Duke Energy will soon begin the task of removing dead trees that threaten power lines, a spokesman told the Board of County Commissioners during Tuesday’s regular meeting.
The trees, more than 800 in three-county area, the majority in Gulf County, were toppled, in some form, by Hurricane Michael.
The mission, said Danny Collins with Duke Energy, is to take the trees down to the ground; the company will not remove stumps.
“We have 800 trees standing or dead,” Collins said. “They will come down to the ground.
“If we can get this done before they come down it will reduce the number of (power) interruptions.”
The majority of the targeted trees in the county, he added, were in the area of Indian Pass to Cape San Blas.
Collins said property owners would be notified in advance and if a property owner refuses to allow the utility on their property there is nothing the company can do; those trees will be left alone.
The company, he said, would like the county to waive tipping fees at the Five Points Landfill to allow the disposal of tree removed.
County Administrator Michael Hammond said the utility could add it to the county’s growing pile and that was the least the county could do in return for several critical actions by the company.

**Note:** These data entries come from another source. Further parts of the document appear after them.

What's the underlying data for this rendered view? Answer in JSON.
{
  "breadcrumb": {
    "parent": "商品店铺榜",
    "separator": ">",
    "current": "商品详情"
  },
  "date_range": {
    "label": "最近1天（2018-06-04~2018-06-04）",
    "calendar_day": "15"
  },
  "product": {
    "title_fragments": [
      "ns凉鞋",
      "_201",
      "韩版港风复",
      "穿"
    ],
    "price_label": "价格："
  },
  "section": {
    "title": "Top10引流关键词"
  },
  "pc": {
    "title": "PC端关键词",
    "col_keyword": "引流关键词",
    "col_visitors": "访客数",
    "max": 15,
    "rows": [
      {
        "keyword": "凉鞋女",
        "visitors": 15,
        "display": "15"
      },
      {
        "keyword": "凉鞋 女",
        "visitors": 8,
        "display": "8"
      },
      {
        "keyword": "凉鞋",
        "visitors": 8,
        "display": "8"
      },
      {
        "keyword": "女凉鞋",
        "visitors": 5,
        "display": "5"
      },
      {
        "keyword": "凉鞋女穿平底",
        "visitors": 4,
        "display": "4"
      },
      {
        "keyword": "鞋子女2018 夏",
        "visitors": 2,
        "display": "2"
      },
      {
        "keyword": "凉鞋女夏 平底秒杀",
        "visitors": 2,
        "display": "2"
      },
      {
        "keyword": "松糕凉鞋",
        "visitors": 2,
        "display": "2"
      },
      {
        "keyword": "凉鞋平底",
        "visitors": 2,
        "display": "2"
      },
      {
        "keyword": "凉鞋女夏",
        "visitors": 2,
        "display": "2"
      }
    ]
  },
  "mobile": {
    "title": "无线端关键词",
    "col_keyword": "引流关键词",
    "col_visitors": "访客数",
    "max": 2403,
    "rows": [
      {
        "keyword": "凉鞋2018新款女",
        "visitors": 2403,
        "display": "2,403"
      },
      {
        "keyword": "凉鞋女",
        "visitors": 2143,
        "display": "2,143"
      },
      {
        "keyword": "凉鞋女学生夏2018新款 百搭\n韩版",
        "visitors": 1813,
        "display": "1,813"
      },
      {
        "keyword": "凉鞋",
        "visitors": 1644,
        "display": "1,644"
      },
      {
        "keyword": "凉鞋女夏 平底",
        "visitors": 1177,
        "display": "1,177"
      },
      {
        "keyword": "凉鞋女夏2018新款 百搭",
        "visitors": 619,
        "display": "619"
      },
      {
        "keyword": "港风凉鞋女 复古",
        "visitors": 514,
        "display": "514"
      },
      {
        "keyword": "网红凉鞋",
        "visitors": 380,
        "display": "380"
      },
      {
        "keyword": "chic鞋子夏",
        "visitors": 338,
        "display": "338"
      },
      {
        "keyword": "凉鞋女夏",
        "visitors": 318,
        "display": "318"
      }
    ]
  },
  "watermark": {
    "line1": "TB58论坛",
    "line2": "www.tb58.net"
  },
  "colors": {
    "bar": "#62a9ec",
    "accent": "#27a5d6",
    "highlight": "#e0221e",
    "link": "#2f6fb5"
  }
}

First, the county allowed the utility to stage at Veterans Memorial Park at Beacon Hill immediately after Hurricane Michael and power was restored vast stretches of the south end of the county before many expected.
“They exceeded all expectations,” Hammond said.
In addition, in something of a goodwill gesture for allowing the staging, Duke Energy improved what it had used at the park, including cleaning of debris and installation of pickleball courts.
Now, the utility has agreed to bury power lines directly in front of the park and that blocked the view of the ocean from the Honor Walk atop the bluff that is currently under construction; the county has yet to receive an agreement with MediaCom on its lines.
“(Duke is doing that) at not inconsiderable cost,” Hammond said.
The BOCC approved the motion to waive tipping fees.
The county has scheduled a special meeting for 9 a.m. ET Feb. 6 at the Commission meeting room.
At least two major items will be on the agenda which has yet to be distributed.
One will be allocation of dollars for the county’s Hurricane Housing Recovery Plan using nearly $6 million supplied by Florida Housing through State Housing Initiative Program (SHIP) guidelines.
The BOCC may need to adjust how best to tweak the allocations to very-low, low and moderate income families in two districts, 3 and 5, due the lack of people who are eligible within specific categories and needs in other districts.
In addition, commissioners will be asked to prioritize a list of items to be spent with $23 million in hazard mitigation money.
Originally under the impression that submittal of the list was sufficient, staff has learned specific applications must be made.
“We know we (don’t have the staff) to do that in-house,” Hammond said.
Once the list is prioritized by commissioners, the county’s consultant on the morass of reimbursement and grant funding for recovery and rebuilding will craft the applications.
“We do not want to lose that money,” Hammond said.
Gun rights and Trump
Commissioner Phil McCroan, noting that Bay County’s Board of Commissioners recently passed a resolution supporting Second Amendment gun rights, said that the BOCC was actually the first to pass such a resolution.
During a meeting in the final week of December, behind a motion from McCroan, the BOCC approved a resolution supporting the right of private citizens to possess and bear arms as outlined in the U.S. Constitution.
During Tuesday’s regular meeting, McCroan also made mention of a letter he included in the agenda packet supporting President Trump and his presidency and assuring that McCroan would work hard at ensuring Trump re-elected in the coming year.